The desktop Linux world hasn't even noticed anything is happening yet, except Canonical, with its forward-looking but much-reviled Unity.
GNOME has some ideas but its new effort is widely loathed, too.
KDE has some plans as well.
But nobody's even mentioning the possibility of some day shipping anything from GNOME and KDE, whereas those people who've played with Ubuntu on tablets and phones mostly say it's great.
I kinda hope Ubuntu does make it, partly because I'll enjoy watching all the Unity-haters getting left behind, raging impotently. I am kinda petty and childish like that.
But also because Ubuntu, although the old-school Linux Taliban don't like it, is a real Linux, unlike Android. Ubuntu is the most polished, professional offering in the Linux world. So actually Ubuntu has a better chance than Microsoft in some ways - maybe.
But there is no point railing against Windows 8.x. It is not going away. The Modern interface isn't either, although it might change.
When good finger-driven PC hardware starts to appear, the Modern interface will take off. Maybe gradually, but I think it will.

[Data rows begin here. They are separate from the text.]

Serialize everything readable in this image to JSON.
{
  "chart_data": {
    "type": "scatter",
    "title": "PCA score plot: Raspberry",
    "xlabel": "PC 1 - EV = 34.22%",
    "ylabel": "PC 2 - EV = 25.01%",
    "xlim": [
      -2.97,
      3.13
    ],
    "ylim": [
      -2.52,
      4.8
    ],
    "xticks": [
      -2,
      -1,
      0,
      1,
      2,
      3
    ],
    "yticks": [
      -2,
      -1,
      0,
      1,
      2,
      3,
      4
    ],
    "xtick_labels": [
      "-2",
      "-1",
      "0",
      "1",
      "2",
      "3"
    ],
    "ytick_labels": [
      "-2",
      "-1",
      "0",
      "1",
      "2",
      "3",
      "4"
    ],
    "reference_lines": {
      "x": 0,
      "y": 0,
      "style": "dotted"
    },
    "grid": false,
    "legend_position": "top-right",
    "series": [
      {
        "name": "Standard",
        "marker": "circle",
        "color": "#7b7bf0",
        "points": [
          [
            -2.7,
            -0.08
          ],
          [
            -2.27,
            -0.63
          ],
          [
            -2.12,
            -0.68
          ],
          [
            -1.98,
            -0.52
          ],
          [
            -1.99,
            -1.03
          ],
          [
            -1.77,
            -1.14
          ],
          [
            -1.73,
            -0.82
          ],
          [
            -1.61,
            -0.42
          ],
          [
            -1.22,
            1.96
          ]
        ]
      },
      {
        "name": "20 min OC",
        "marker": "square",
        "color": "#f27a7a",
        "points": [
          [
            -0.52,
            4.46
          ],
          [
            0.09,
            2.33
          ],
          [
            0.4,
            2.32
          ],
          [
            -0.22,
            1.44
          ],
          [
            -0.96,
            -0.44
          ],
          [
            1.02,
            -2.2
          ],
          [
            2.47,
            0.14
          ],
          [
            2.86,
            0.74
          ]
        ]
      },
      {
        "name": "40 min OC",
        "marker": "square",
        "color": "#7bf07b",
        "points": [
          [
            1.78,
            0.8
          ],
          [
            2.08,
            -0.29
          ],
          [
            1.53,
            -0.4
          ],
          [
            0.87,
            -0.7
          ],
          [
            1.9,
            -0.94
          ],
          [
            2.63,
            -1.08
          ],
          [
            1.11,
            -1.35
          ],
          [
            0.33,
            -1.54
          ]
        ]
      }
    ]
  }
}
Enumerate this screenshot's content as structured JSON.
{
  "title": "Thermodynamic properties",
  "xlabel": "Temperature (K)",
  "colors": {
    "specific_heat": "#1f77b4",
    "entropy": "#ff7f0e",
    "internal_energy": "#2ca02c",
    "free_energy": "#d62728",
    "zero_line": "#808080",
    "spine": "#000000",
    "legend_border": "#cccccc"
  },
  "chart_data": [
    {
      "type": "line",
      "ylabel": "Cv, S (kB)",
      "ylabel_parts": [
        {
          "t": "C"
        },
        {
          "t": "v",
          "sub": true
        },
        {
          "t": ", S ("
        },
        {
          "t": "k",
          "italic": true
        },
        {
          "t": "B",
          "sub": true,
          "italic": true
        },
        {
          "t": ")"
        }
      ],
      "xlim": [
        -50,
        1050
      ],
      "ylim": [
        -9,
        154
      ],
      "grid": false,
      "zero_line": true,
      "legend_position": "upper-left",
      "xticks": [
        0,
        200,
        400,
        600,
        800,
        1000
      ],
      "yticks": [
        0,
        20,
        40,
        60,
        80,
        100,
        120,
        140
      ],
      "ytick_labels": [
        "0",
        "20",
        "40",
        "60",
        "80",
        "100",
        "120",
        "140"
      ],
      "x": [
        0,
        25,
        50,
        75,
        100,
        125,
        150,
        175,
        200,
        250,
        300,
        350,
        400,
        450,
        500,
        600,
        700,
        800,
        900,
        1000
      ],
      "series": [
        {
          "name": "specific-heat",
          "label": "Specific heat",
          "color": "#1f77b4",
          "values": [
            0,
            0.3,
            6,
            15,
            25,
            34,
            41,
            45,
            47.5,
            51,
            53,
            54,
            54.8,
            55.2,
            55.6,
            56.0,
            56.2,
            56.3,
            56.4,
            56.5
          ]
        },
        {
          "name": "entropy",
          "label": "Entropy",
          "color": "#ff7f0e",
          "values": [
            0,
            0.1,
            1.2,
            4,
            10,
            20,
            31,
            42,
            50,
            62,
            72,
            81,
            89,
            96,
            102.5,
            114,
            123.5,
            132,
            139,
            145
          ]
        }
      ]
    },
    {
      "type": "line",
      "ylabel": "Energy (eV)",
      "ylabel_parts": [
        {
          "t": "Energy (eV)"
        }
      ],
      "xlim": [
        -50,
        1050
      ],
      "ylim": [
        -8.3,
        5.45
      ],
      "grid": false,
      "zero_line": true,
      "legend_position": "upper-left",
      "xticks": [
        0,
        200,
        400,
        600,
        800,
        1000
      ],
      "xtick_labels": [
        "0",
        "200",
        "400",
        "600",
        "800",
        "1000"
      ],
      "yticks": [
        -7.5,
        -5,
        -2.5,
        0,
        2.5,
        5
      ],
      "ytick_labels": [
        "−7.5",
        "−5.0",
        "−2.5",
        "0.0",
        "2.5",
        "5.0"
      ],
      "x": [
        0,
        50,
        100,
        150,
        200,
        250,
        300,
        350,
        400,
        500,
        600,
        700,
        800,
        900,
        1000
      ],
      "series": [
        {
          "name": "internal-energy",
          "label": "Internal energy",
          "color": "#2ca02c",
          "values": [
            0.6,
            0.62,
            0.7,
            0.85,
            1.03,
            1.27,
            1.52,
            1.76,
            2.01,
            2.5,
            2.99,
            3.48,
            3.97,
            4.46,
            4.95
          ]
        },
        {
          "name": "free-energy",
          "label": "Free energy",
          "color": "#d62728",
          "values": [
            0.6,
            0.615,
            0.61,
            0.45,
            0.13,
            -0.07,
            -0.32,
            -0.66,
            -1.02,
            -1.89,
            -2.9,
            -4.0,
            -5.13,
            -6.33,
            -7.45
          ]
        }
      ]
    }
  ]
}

I've played with a Surface tablet. It was actually a really nice device. No, it's not as mature as the iPad, but actually, it multitasks, it has a filesystem - even in the version 1.0 tablet device, it feels less crippled and limited than an iPad.
And actually, Microsoft is smart, it's very capable. It can turn on a dime. It embraced the Web, a bit late, but it didn't quite miss the boat. It jumped in the water, swam like hell and caught up and ended up at the helm for a while, with IE as the leading browser and IIS as the leading server.
The problem is not touch-driven interfaces. That's a trivial hardware problem. New input devices will sort it. Not just touchscreens - they give you "gorilla arm" - but touchpads and touch-sensitive mice and keyboards with strokable edges and big trackpads you can type on and secondary screens that lie flat on your desk. There are loads of creative gadgets out there. It will get sorted.
Mice were scary and new 25-30y ago. Now we all take them totally for granted. This is a trivial issue.
The big problem is finding a way to bring together a finger-driven tablet interface that also allows you to see multiple apps at once, and simple phone-style apps that also give you easy access to simple local data exchange between apps.
Those are hard to do.
But all this shouting over Metro? Forget it. Barking up the wrong tree.